ISLAMABAD/LONDON: The UK government on Friday announced its latest travel review in which they removed Pakistan from its red travel list but passengers travelling from Pakistan to the UK are subjected to new rules.
According to the Geo News report, conditions related to the approved COVID-19 vaccines remain in place and will continue to be applied strictly.
Fully vaccinated Pakistanis with one of the European Medicines Agency (EMA) authorised vaccines which are Pfizer, Moderna, Oxford AstraZeneca or Janssen (Johnson & Johnson) are permitted to enter the UK and exempted from quarantine and testing under the rules.
Sinopharm and Sinovac are approved by the World Health Organisation (WHO) but these are not approved by the UK government and are not part of the UK approved list of five vaccines.
The British government says it will also recognise travellers as fully vaccinated if they were jabbed in another 17 countries, including Australia, New Zealand, Japan, Israel and Canada.

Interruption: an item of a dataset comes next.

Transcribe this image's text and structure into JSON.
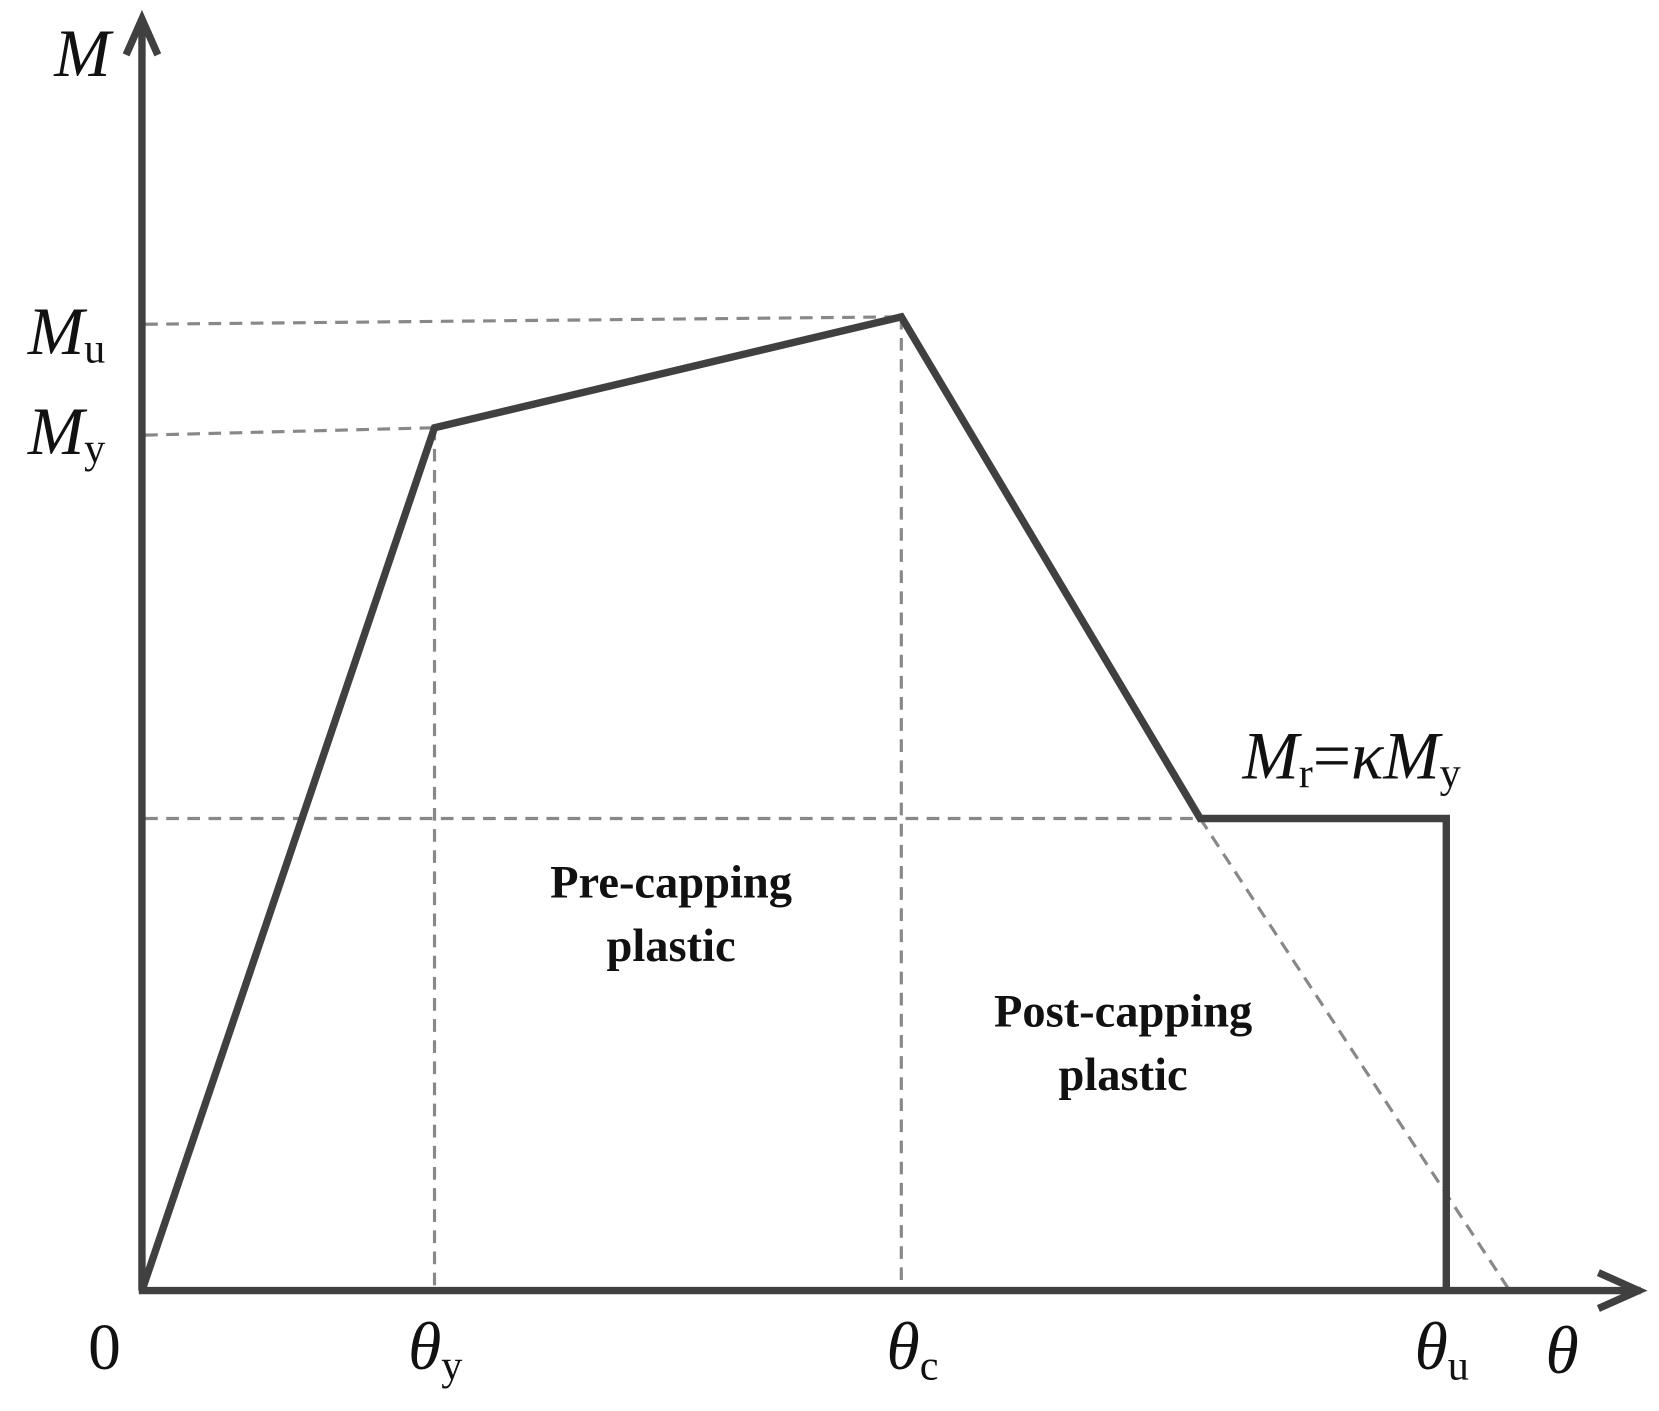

Mandatory hotel quarantine at the cost of £2,285 per person will not apply anymore from 22 September onwards but those travelling without the UK approved and above-mentioned four vaccines will need to self-isolate at a designated place, either home, hotel or hostel.
Meanwhile, there are some simpler and cheaper rules for fully vaccinated travellers coming from non-red list countries such as Pakistan that will apply to fully vaccinated passengers.
Day 2 PCR tests will be replaced with cheaper lateral flow tests – from the end of October – and passengers will no longer need to take pre-departure tests (PDTs).
From Monday 4 October 4 am, eligible fully vaccinated travellers will no longer need to take a PDT when travelling to England. The PCR or lateral flow test must be taken three days before returning to the UK from Pakistan.
Tests after arrival in the UK must be PCR tests and must be booked before travel.
On the other hand, Passengers testing positive will need to isolate and take a PCR test, at no additional cost to the traveller, which would be genomically sequenced to help identify new variants.